荔枝-AWS-DeepRacer-冠军

奖牌
图片

线下跑的视频

https://kclypxa62v.feishu.cn/docs/doccn4EG4tBXAoiVE5ScoN1Y4xf

一. 背景

  • aws 官网
  • aws官方培训
  • aws DeepRacer 能做到什么
    • 我在以前工作中做过 树莓派 java 控制 GPIO 信号,然后来控制一台小车。当我看到 DeepRacer 能实现的效果时, 我真的震惊到了, AI 已经慢慢落地到了我们的生活。
    • DeepRacer 能通过 aws 平台,训练出 特定地形的模型数据,然后把模型数据加载到真车上,真车在特定地形就能跑出模型数据的效果。

二. 模型训练 参数与奖励函数讲解

  • 比赛规则
    • 取三圈总成绩,出圈加3s。
    • 初赛22支队伍 线上赛
    • 决赛8支队伍 线下赛。
    • 2018赛道
  • 思路
    • 线上赛 要用最快模型,因为你可以无效提交次数
    • 线下赛 要用最稳模型,又比较快的模型。因为只有两次机会。

1. 奖励函数思路

1.1 最短路径与最佳速度

  • 如果一个赛道确定

    • 速度固定,那就是距离最短耗时最小
    • 距离固定,那就是速度越快耗时最小,但要保证你能转过弯
  • 这个思路最佳实践,F1赛事级别的轨迹优化

    • https://github.com/TUMFTM/global_racetrajectory_optimization
    • 训练时间比较长,当时没这么多时间,没选这个。
  • 这个思路第二种实践,耗时比较少

    • 算最佳路线 https://github.com/cdthompson/deepracer-k1999-race-lines/blob/master/Race-Line-Calculation.ipynb
    • 算最佳速度 https://github.com/dgnzlz/Capstone_AWS_DeepRacer
    • 一圈最佳成绩 7s
    • 根据你生成的 点 速度,替换掉 racing_track 这个参数值。
  • 奖励函数代码

import math


class Reward:
    def __init__(self, verbose=False):
        self.first_racingpoint_index = None
        self.verbose = verbose

    def reward_function(self, params):

        ################## HELPER FUNCTIONS ###################

        def dist_2_points(x1, x2, y1, y2):
            return abs(abs(x1 - x2) ** 2 + abs(y1 - y2) ** 2) ** 0.5

        def closest_2_racing_points_index(racing_coords, car_coords):

            # Calculate all distances to racing points
            distances = []
            for i in range(len(racing_coords)):
                distance = dist_2_points(x1=racing_coords[i][0], x2=car_coords[0],
                                         y1=racing_coords[i][1], y2=car_coords[1])
                distances.append(distance)
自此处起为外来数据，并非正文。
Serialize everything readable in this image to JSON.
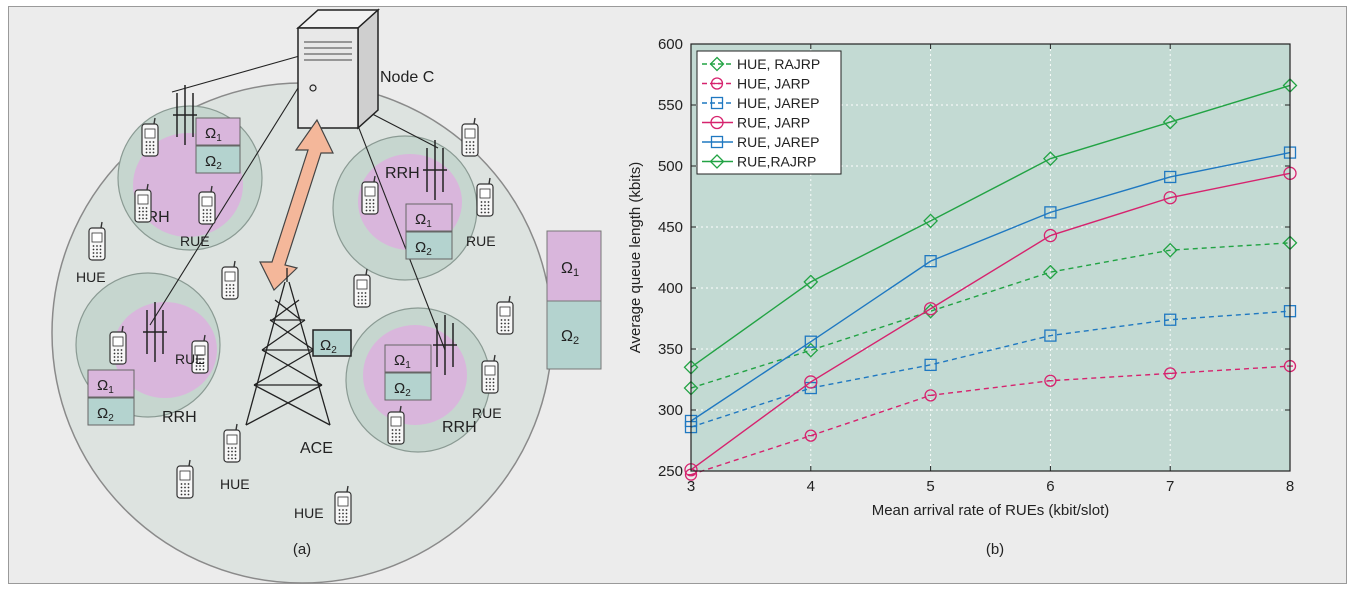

            # Get index of the closest racing point
            closest_index = distances.index(min(distances))

            # Get index of the second closest racing point
            distances_no_closest = distances.copy()
            distances_no_closest[closest_index] = 999
            second_closest_index = distances_no_closest.index(
                min(distances_no_closest))

            return [closest_index, second_closest_index]

        def dist_to_racing_line(closest_coords, second_closest_coords, car_coords):

            # Calculate the distances between 2 closest racing points
            a = abs(dist_2_points(x1=closest_coords[0],
                                  x2=second_closest_coords[0],
                                  y1=closest_coords[1],
                                  y2=second_closest_coords[1]))

            # Distances between car and closest and second closest racing point
            b = abs(dist_2_points(x1=car_coords[0],
                                  x2=closest_coords[0],
                                  y1=car_coords[1],
                                  y2=closest_coords[1]))
            c = abs(dist_2_points(x1=car_coords[0],
                                  x2=second_closest_coords[0],
                                  y1=car_coords[1],
                                  y2=second_closest_coords[1]))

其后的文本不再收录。